On a dit que le général Trochu, dès son arrivée à Paris, s’était mis en rapport avec les chefs de l’opposition parlementaire ; je ne le crois pas ; je ne crois pas aux entretiens nocturnes avec Jules Favre, avec Ernest Picard et Jules Simon ; je crois, en un mot, qu’il a été surpris par les événements et ne les a point préparés. Il n’est pas douteux, cependant, que les groupes révolutionnaires lui aient fait des avances et lui aient parfois ménagé les applaudissements de la foule. Voulait-il, usant de ce qu’il appelait la « force morale », apaiser les passions impatientes ; a-t-il essayé d’agir sur le monde des ouvriers, afin d’en neutraliser le mauvais vouloir ? Je ne puis le dire, car je l’ignore ; mais je sais qu’il a souvent reçu Corbon, qui exerçait une influence considérable dans les ateliers.

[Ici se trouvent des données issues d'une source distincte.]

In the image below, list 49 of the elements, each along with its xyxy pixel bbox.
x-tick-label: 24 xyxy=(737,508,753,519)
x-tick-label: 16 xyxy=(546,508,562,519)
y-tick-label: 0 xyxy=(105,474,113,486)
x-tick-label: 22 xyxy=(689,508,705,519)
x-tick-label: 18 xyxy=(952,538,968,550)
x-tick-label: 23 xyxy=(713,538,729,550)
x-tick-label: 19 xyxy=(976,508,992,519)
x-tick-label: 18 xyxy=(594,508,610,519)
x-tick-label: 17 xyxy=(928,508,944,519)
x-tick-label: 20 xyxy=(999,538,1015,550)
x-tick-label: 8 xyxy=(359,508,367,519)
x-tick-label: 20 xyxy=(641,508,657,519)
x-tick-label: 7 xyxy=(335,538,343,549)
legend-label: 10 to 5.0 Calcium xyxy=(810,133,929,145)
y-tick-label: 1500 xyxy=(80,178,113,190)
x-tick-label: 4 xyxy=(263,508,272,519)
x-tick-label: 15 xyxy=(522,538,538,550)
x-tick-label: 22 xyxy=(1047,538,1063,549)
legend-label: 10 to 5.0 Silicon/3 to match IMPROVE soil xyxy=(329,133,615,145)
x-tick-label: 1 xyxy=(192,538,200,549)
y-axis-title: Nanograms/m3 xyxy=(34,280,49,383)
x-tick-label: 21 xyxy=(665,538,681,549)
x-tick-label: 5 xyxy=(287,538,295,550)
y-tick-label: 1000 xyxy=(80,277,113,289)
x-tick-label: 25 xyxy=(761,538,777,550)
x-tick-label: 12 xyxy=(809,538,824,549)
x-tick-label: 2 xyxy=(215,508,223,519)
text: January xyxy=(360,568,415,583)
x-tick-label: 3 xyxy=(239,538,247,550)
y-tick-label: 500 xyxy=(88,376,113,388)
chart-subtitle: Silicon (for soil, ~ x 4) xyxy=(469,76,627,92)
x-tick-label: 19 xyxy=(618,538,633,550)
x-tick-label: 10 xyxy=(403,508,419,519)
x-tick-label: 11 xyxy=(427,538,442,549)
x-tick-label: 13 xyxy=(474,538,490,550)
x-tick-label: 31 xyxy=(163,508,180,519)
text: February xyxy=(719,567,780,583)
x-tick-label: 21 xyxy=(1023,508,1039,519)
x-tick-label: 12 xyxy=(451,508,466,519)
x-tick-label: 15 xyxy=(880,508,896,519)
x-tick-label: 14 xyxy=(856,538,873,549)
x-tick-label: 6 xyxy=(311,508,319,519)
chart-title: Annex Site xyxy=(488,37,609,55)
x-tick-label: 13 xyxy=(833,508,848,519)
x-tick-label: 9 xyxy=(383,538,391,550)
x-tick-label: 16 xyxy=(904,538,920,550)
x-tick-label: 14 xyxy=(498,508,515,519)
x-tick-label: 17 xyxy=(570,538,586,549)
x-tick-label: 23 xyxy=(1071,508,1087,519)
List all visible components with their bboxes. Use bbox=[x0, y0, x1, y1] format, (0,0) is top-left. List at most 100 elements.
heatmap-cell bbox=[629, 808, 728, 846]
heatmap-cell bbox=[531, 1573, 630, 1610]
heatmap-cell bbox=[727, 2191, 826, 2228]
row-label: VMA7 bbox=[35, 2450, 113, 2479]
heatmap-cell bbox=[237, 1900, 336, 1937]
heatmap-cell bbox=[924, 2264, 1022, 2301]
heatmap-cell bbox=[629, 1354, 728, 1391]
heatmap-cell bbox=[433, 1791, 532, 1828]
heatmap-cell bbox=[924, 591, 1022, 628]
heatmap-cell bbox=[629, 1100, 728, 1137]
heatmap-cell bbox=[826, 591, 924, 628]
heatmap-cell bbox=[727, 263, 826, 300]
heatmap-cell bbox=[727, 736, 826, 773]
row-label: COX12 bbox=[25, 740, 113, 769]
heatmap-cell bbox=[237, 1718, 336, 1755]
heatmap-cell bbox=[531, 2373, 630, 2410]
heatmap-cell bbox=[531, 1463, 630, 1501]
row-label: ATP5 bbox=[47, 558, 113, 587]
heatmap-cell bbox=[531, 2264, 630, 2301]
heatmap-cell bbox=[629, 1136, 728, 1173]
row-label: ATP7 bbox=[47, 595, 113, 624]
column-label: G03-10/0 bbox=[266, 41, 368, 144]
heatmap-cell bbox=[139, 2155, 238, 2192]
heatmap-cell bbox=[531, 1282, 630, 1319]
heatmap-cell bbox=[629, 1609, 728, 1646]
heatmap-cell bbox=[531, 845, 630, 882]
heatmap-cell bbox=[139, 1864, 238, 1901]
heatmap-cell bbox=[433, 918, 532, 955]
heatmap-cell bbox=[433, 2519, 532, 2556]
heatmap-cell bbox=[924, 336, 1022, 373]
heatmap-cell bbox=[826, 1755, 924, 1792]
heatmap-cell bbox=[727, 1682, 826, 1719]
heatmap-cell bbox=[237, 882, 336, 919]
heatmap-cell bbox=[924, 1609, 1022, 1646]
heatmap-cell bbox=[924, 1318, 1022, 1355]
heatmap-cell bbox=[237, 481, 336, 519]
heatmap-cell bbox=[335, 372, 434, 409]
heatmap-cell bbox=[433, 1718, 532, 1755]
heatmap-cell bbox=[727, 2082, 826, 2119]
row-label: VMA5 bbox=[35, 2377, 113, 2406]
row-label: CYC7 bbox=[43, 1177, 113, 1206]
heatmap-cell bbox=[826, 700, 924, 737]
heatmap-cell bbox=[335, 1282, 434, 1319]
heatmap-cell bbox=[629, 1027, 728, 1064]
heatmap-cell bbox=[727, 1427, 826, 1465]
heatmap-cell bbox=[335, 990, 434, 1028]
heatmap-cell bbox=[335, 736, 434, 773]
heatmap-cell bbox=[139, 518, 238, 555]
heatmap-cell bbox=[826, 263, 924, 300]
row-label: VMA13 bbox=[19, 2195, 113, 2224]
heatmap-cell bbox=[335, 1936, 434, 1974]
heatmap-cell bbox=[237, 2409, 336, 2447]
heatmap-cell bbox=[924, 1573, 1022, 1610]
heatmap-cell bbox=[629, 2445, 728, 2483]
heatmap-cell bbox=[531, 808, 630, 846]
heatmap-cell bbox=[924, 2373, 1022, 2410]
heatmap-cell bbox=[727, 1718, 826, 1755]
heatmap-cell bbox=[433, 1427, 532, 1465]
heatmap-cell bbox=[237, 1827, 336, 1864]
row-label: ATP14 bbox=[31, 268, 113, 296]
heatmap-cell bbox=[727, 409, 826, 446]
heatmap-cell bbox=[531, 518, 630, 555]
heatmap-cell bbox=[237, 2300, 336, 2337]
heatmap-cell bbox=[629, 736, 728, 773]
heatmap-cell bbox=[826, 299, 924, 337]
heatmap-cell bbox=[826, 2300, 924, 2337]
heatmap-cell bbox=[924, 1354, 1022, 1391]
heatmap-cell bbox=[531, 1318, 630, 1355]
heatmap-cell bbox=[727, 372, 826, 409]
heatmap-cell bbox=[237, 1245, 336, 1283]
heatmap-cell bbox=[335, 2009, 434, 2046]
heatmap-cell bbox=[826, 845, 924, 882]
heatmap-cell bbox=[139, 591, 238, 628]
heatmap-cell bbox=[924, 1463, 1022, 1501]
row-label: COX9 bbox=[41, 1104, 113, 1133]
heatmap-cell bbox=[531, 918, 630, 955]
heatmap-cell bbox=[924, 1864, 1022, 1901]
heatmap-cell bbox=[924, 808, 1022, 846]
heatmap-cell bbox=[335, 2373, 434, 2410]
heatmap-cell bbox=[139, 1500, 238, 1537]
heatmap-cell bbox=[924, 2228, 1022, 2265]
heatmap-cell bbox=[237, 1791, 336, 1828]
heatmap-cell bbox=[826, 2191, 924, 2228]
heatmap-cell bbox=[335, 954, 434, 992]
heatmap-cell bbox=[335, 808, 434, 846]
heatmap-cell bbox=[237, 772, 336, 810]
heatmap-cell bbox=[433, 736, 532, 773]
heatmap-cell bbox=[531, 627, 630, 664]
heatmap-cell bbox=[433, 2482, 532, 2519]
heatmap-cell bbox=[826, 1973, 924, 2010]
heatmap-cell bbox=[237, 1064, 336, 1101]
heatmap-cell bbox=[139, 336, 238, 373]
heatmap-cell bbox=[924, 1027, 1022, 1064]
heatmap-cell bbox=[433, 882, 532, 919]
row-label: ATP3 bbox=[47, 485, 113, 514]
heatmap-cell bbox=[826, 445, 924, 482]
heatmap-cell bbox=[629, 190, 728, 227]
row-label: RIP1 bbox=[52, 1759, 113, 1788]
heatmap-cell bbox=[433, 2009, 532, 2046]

C’était un sculpteur sur bois, qui avait collaboré à divers journaux et qui avait même écrit un volume intitulé : Le Secret du Peuple de Paris, où il cherche à démontrer que le peuple de Paris a repoussé toutes les solutions sociales qu’on lui a présentées et qu’il se réserve. Le livre est médiocre, sans portée, ni révélation. Corbon, représentant du peuple et vice-président de l’Assemblée nationale en 1848, était un

  1. Favé (1812-1894). Officier d’ordonnance de Napoléon III, général de brigade en 1865, prit part à la défense de Paris en 1870-1871. (N. d. É.)